Lights were coming on all over the house.
“Let’s go down into the parlor and sort this all out,” Drew said, keeping his voice low.
Dennison, in his robe and slippers, was waiting for them at the foot of the stairs. “Is there some trouble, sir?” The look in his eye was a harsh censure of the maid’s lack of decorum.
“Everything’s all right, Denny,” Drew said. “Please go up and see to it that everyone goes back to bed. We’ll look after Anna here. She’s just had a scare.”
“A rodent of some sort, sir?”
“Very likely, yes.”
“It wasn’t a rodent, Mr. Dennison,” the girl protested.
“Thank you, Denny,” Drew said. “That will be all.”
“Very good, sir.” Dennison bowed. “Miss.”
Drew hurried the girls into the drawing room and shut the door. “Now, Anna, tell me exactly what you saw.”
“I told you, Mr. Drew—I saw him! Mr. Lincoln!”
“Don’t badger her.” Madeline helped the girl to the window seat and sat her down. “Just take your time and tell us what happened.”
Anna took a shuddering breath. “I was finishing up the laundry, putting the linens in the upstairs bathrooms. That’s usually Beryl’s job, but she was up in the missus’s sitting room and listening to the wireless. Mr. Parker said he didn’t mind her doing it; it was what Mrs. Parker would have wanted. But I don’t know that I wouldn’t feel all peculiar-like up there now at night. I mean
after,
you know. It just wouldn’t seem right.”
“So you were upstairs,” Drew prompted.
“I was up in the back hall, putting away, like I said, and I heard something behind me. So I turned around and wasn’t anything there. So I go on, listening and not hearing anything, until I heard someone creeping about. I called out because sometimes Tessa, she does the washing up, and sometimes, bless her, she has pain all down her leg and has to walk it off before she can sleep, so I called out, ‘Tessa, is that you?’ But it wasn’t Tessa. So I called out again, ‘Is someone there?’ and the hall went dark.” Anna’s voice quavered. “Black as pitch it was, and then . . .”
“Then . . . ?”
“Then I saw him!” She burst into tears. “It was Mr. Lincoln, sir. I know it was.”

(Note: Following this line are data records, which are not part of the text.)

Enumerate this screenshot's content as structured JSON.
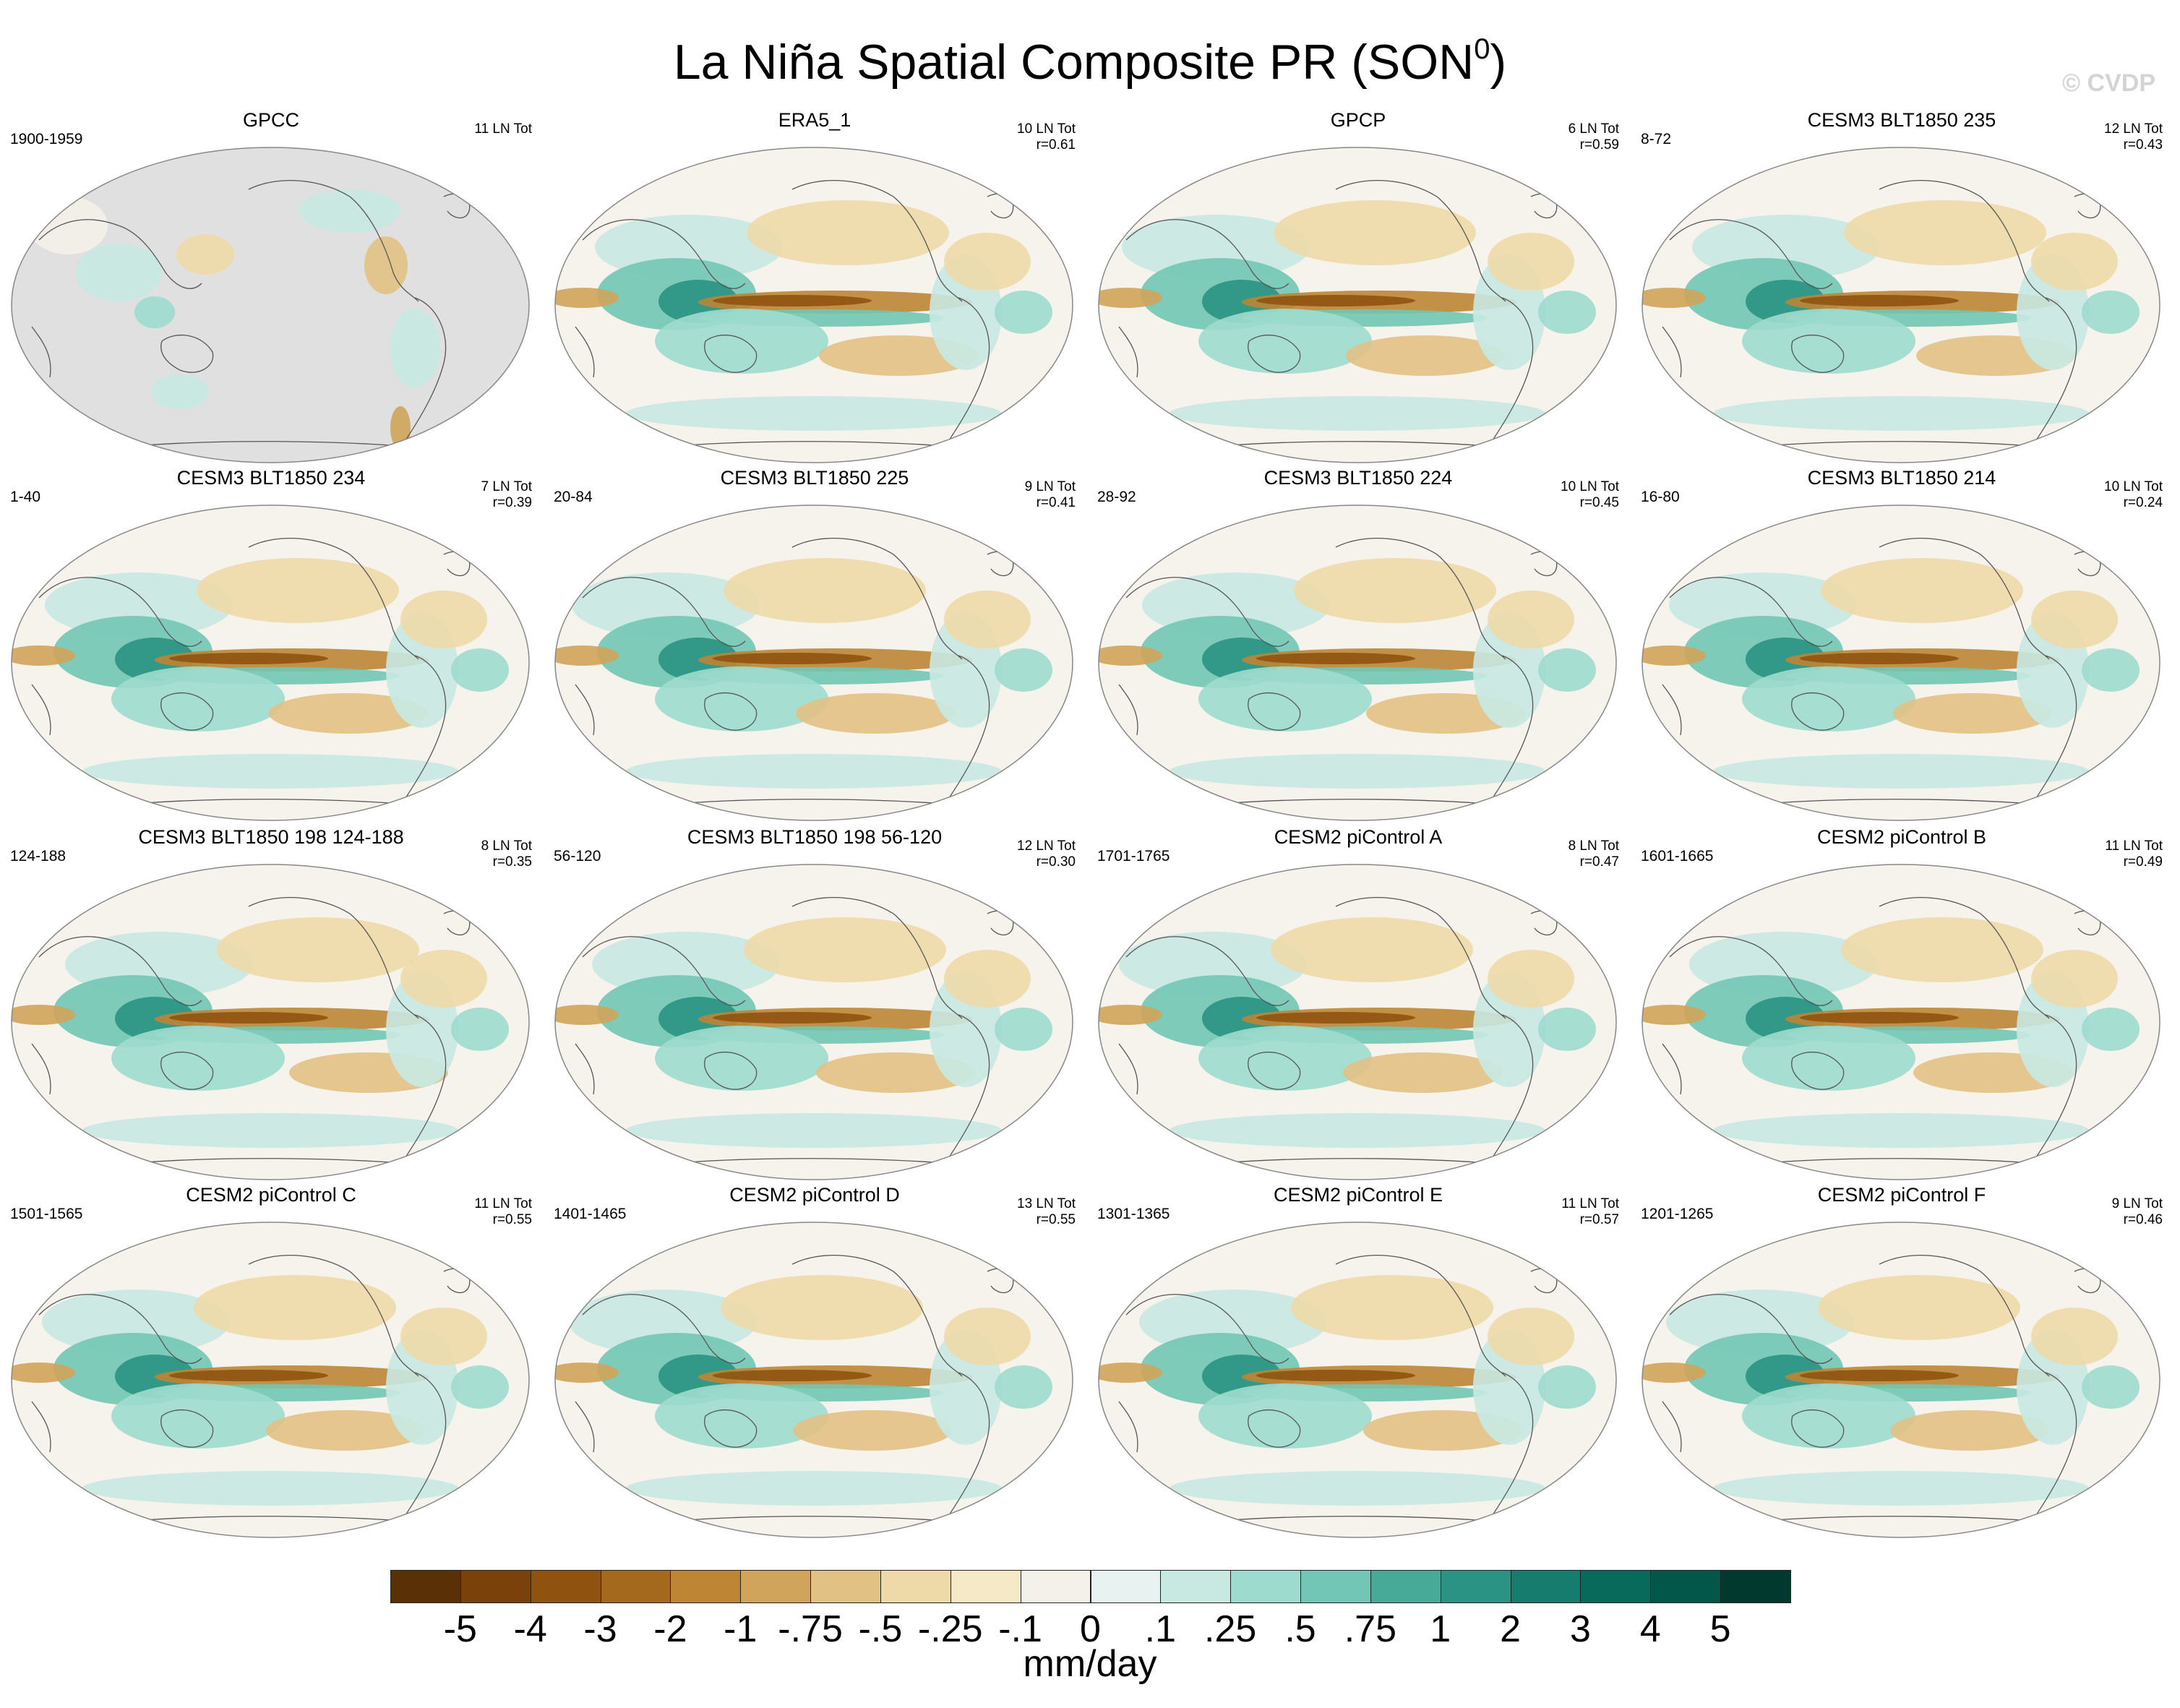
{
  "figure": {
    "title": "La Niña Spatial Composite PR (SON",
    "title_superscript": "0",
    "title_close": ")",
    "watermark": "© CVDP",
    "units": "mm/day"
  },
  "panels": [
    {
      "title": "GPCC",
      "years": "1900-1959",
      "stats_line1": "11 LN Tot",
      "stats_line2": "",
      "variant": "obs-land"
    },
    {
      "title": "ERA5_1",
      "years": "",
      "stats_line1": "10 LN Tot",
      "stats_line2": "r=0.61",
      "variant": "obs"
    },
    {
      "title": "GPCP",
      "years": "",
      "stats_line1": "6 LN Tot",
      "stats_line2": "r=0.59",
      "variant": "obs"
    },
    {
      "title": "CESM3 BLT1850 235",
      "years": "8-72",
      "stats_line1": "12 LN Tot",
      "stats_line2": "r=0.43",
      "variant": "model"
    },
    {
      "title": "CESM3 BLT1850 234",
      "years": "1-40",
      "stats_line1": "7 LN Tot",
      "stats_line2": "r=0.39",
      "variant": "model"
    },
    {
      "title": "CESM3 BLT1850 225",
      "years": "20-84",
      "stats_line1": "9 LN Tot",
      "stats_line2": "r=0.41",
      "variant": "model"
    },
    {
      "title": "CESM3 BLT1850 224",
      "years": "28-92",
      "stats_line1": "10 LN Tot",
      "stats_line2": "r=0.45",
      "variant": "model"
    },
    {
      "title": "CESM3 BLT1850 214",
      "years": "16-80",
      "stats_line1": "10 LN Tot",
      "stats_line2": "r=0.24",
      "variant": "model"
    },
    {
      "title": "CESM3 BLT1850 198 124-188",
      "years": "124-188",
      "stats_line1": "8 LN Tot",
      "stats_line2": "r=0.35",
      "variant": "model"
    },
    {
      "title": "CESM3 BLT1850 198 56-120",
      "years": "56-120",
      "stats_line1": "12 LN Tot",
      "stats_line2": "r=0.30",
      "variant": "model"
    },
    {
      "title": "CESM2 piControl A",
      "years": "1701-1765",
      "stats_line1": "8 LN Tot",
      "stats_line2": "r=0.47",
      "variant": "model"
    },
    {
      "title": "CESM2 piControl B",
      "years": "1601-1665",
      "stats_line1": "11 LN Tot",
      "stats_line2": "r=0.49",
      "variant": "model"
    },
    {
      "title": "CESM2 piControl C",
      "years": "1501-1565",
      "stats_line1": "11 LN Tot",
      "stats_line2": "r=0.55",
      "variant": "model"
    },
    {
      "title": "CESM2 piControl D",
      "years": "1401-1465",
      "stats_line1": "13 LN Tot",
      "stats_line2": "r=0.55",
      "variant": "model"
    },
    {
      "title": "CESM2 piControl E",
      "years": "1301-1365",
      "stats_line1": "11 LN Tot",
      "stats_line2": "r=0.57",
      "variant": "model"
    },
    {
      "title": "CESM2 piControl F",
      "years": "1201-1265",
      "stats_line1": "9 LN Tot",
      "stats_line2": "r=0.46",
      "variant": "model"
    }
  ],
  "colorbar": {
    "colors": [
      "#5a3006",
      "#7a420a",
      "#8f530f",
      "#a5691e",
      "#bd8534",
      "#d0a45a",
      "#e2c184",
      "#eedaa8",
      "#f5e9c8",
      "#f4f1ea",
      "#e8f2f0",
      "#c8e9e2",
      "#9edbcf",
      "#72c6b5",
      "#47aa98",
      "#2a9384",
      "#167d6e",
      "#076a5a",
      "#02564a",
      "#01392f"
    ],
    "labels": [
      "-5",
      "-4",
      "-3",
      "-2",
      "-1",
      "-.75",
      "-.5",
      "-.25",
      "-.1",
      "0",
      ".1",
      ".25",
      ".5",
      ".75",
      "1",
      "2",
      "3",
      "4",
      "5"
    ]
  }
}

Madeline slipped into the seat beside her, putting a comforting arm around the girl’s shoulders. “It’s all right, dear.”
Drew paced in front of them. “Now be reasonable, Anna. You know it couldn’t have been Mr. Lincoln. Mr. Lincoln is dead.”
“Oh, but I saw him, Mr. Drew. He was lurkin’ down at the end of the hallway, down by the door to the lumber room. And then . . . then he just wasn’t!”
“Mr. Lincoln couldn’t possibly—”
“He was lurkin’!”
“Did you see his face?” Madeline asked.
“Oh, no, miss. I couldn’t see his face because he didn’t have a head!”
This brought another torrent of weeping.
“Shhh. Don’t think about that now,” Madeline said.
“No, you
must
think about it now, and sensibly.” Drew pulled a chair over and sat so he could look into the girl’s face. “If he didn’t have a head, how could you know it was Lincoln?”